Setidaknya, vonis majelis hakim Pengadilan Tipikor Surabaya yang menyidangkan perkara korupsi yang menyeret M Fariz Nur Hidayat, Edy Sandi, M Anas Makruf dan Irawan Sugeng Widodo telah diketok pada 15 September 2020. Majelis hakim menjaatuhkan hukuman kepada Fariz selama 5 tahun penjara dan denda Rp 200 juta, subsider 2 bulan kurungan serta harus membayar uang pengganti sebesar Rp 90 juta, apabila tidak dibayar selama 1 bulan setelaah putusan maka harta bendanya akan dilelang oleh negara. Sebaliknya, bila hartanya tidak mencukupi akan diganti dengan penjara kurungan selama 1 tahun.
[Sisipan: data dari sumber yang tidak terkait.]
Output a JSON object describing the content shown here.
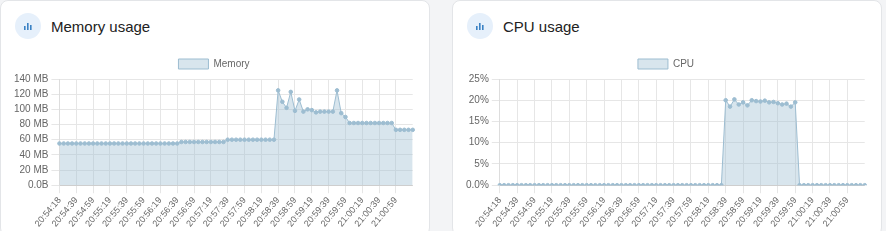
{
  "chart_data": [
    {
      "type": "area",
      "title": "Memory usage",
      "categories": [
        "20:54:18",
        null,
        null,
        null,
        "20:54:39",
        null,
        null,
        null,
        "20:54:59",
        null,
        null,
        null,
        "20:55:19",
        null,
        null,
        null,
        "20:55:39",
        null,
        null,
        null,
        "20:55:59",
        null,
        null,
        null,
        "20:56:19",
        null,
        null,
        null,
        "20:56:39",
        null,
        null,
        null,
        "20:56:59",
        null,
        null,
        null,
        "20:57:19",
        null,
        null,
        null,
        "20:57:39",
        null,
        null,
        null,
        "20:57:59",
        null,
        null,
        null,
        "20:58:19",
        null,
        null,
        null,
        "20:58:39",
        null,
        null,
        null,
        "20:58:59",
        null,
        null,
        null,
        "20:59:19",
        null,
        null,
        null,
        "20:59:39",
        null,
        null,
        null,
        "20:59:59",
        null,
        null,
        null,
        "21:00:19",
        null,
        null,
        null,
        "21:00:39",
        null,
        null,
        null,
        "21:00:59",
        null,
        null,
        null,
        null
      ],
      "series": [
        {
          "name": "Memory",
          "color": "#9dbdd1",
          "marker": "circle",
          "values": [
            55,
            55,
            55,
            55,
            55,
            55,
            55,
            55,
            55,
            55,
            55,
            55,
            55,
            55,
            55,
            55,
            55,
            55,
            55,
            55,
            55,
            55,
            55,
            55,
            55,
            55,
            55,
            55,
            55,
            57,
            57,
            57,
            57,
            57,
            57,
            57,
            57,
            57,
            57,
            57,
            60,
            60,
            60,
            60,
            60,
            60,
            60,
            60,
            60,
            60,
            60,
            60,
            125,
            110,
            102,
            123,
            98,
            113,
            97,
            100,
            99,
            96,
            97,
            97,
            97,
            97,
            125,
            95,
            90,
            82,
            82,
            82,
            82,
            82,
            82,
            82,
            82,
            82,
            82,
            82,
            73,
            73,
            73,
            73,
            73
          ]
        }
      ],
      "ylim": [
        0,
        140
      ],
      "yticks": [
        {
          "value": 0,
          "label": "0.0B"
        },
        {
          "value": 20,
          "label": "20 MB"
        },
        {
          "value": 40,
          "label": "40 MB"
        },
        {
          "value": 60,
          "label": "60 MB"
        },
        {
          "value": 80,
          "label": "80 MB"
        },
        {
          "value": 100,
          "label": "100 MB"
        },
        {
          "value": 120,
          "label": "120 MB"
        },
        {
          "value": 140,
          "label": "140 MB"
        }
      ],
      "grid": true,
      "legend": "top"
    },
    {
      "type": "area",
      "title": "CPU usage",
      "categories": [
        "20:54:18",
        null,
        null,
        null,
        "20:54:39",
        null,
        null,
        null,
        "20:54:59",
        null,
        null,
        null,
        "20:55:19",
        null,
        null,
        null,
        "20:55:39",
        null,
        null,
        null,
        "20:55:59",
        null,
        null,
        null,
        "20:56:19",
        null,
        null,
        null,
        "20:56:39",
        null,
        null,
        null,
        "20:56:59",
        null,
        null,
        null,
        "20:57:19",
        null,
        null,
        null,
        "20:57:39",
        null,
        null,
        null,
        "20:57:59",
        null,
        null,
        null,
        "20:58:19",
        null,
        null,
        null,
        "20:58:39",
        null,
        null,
        null,
        "20:58:59",
        null,
        null,
        null,
        "20:59:19",
        null,
        null,
        null,
        "20:59:39",
        null,
        null,
        null,
        "20:59:59",
        null,
        null,
        null,
        "21:00:19",
        null,
        null,
        null,
        "21:00:39",
        null,
        null,
        null,
        "21:00:59",
        null,
        null,
        null,
        null
      ],
      "series": [
        {
          "name": "CPU",
          "color": "#9dbdd1",
          "marker": "circle",
          "values": [
            0,
            0,
            0,
            0,
            0,
            0,
            0,
            0,
            0,
            0,
            0,
            0,
            0,
            0,
            0,
            0,
            0,
            0,
            0,
            0,
            0,
            0,
            0,
            0,
            0,
            0,
            0,
            0,
            0,
            0,
            0,
            0,
            0,
            0,
            0,
            0,
            0,
            0,
            0,
            0,
            0,
            0,
            0,
            0,
            0,
            0,
            0,
            0,
            0,
            0,
            0,
            0,
            20,
            18.5,
            20.2,
            19,
            19.5,
            18.8,
            20,
            19.8,
            19.7,
            19.9,
            19.5,
            19.6,
            19.3,
            19,
            19.2,
            18.5,
            19.5,
            0,
            0,
            0,
            0,
            0,
            0,
            0,
            0,
            0,
            0,
            0,
            0,
            0,
            0,
            0,
            0
          ]
        }
      ],
      "ylim": [
        0,
        25
      ],
      "yticks": [
        {
          "value": 0,
          "label": "0.0%"
        },
        {
          "value": 5,
          "label": "5%"
        },
        {
          "value": 10,
          "label": "10%"
        },
        {
          "value": 15,
          "label": "15%"
        },
        {
          "value": 20,
          "label": "20%"
        },
        {
          "value": 25,
          "label": "25%"
        }
      ],
      "grid": true,
      "legend": "top"
    }
  ]
}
Begitu pula vonis yang telah dijatuhkan kepada Edy Sandi yaitu selama 6 tahun penjara, denda Rp 200 juta subsider 2 bulan, serta membayar uang pengganti sebesar Rp 1 milyar. Apabila terpidana tidak bisa membayar, harta bendanya akan dilelang oleh negara, dan bila hartanya tidak mencukupinya maka akan diganti dengan tambahan pidana selama 3 tahun penjara.
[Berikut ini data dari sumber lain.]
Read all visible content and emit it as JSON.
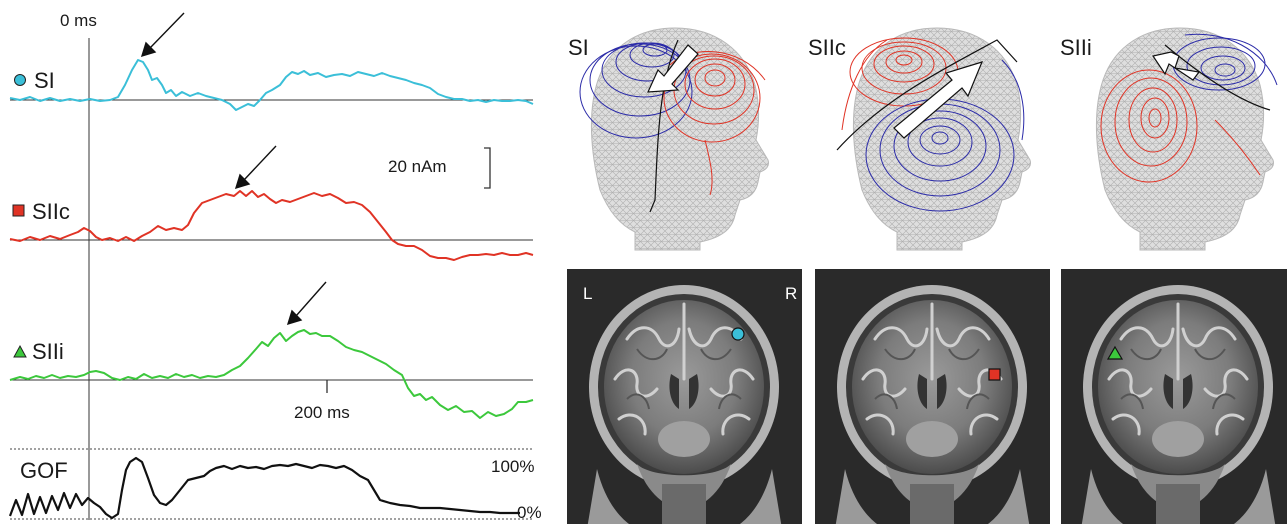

Apa yang dialami oleh Faris dan Edy Sandi, ternyata vonis majelis hakim juga menyasar kepada mantan Kepala Dinas Perindustrian dan Perdagangan (selaku Penanggung jawab Anggaran/ PA dan sekaligus merangkan sebagai Pejabat Pembuat Komitmen/ PPK) dengan penjara kurungan selama 4 tahun penjara, dan harus membayar denda sebesar Rp 200 juta (subsider selama 2 bulan penjara).
Lantas bagaimana dengan nasib Irawan Sugeng Widodo? Orang yang dikenal dekat dengan bupati itu akhirnya melenggang bebas keluar sel tahanan yang selama penahanan ditempatinya, dia bebas! Karena Irawan Sugeng Widodo (biasa disebut namanya Dodik) dalam persidangan dinyatakan tidak terbukti bersalahn akhirnya palu majelis hakim memvonisnya bebas. Praktis, kredibilitas jaksa penuntut umum (JPU) kini dipertaruhkan, sehingga hampir dapat dipastikan pihak JPU akan melakukan upaya hukum ke tingkat banding! Semoga harapan keadilan dapat terpenuhi di tingkat banding maupun kasasi kelak!

Fakta Persidangan
Bak disambar petir disiang bolong, kabar vonis bebas dari persidangan yang digelar di Pengadailan Tipikor Surabaya terhadap direktur PT Maksi Solusi Enjinering (PT MSE) Irawan Sugeng Widodo alias Dodik menuai reaksi publik kabupaten Jember yang berharap agar jalannya persidangan tersebut dapat mengungkap siapa aktor intelektual yang berada di balik merebaknya kasus korupsi pasar Manggisan Tanggul itu. Semuanya seakan sirnalah sudah!

TANGIS ISTRI FARIS
Tak terkecuali Maya istri Fariz yang terseret kasus tersebut dan sekaligus berprofesi sebagai karyawan justru mendapat divonis 5 tahun penjara. “Sangat tidak adil ini pak, saya tidak menikmati serupiahpun. Kenapa harus suami saya (Fariz) yang dihukum 5 tahun?” ujarnya diselingi isak tangis yang menimbulkan keharuan awak media yang mewancarainya melalui saluran telpon.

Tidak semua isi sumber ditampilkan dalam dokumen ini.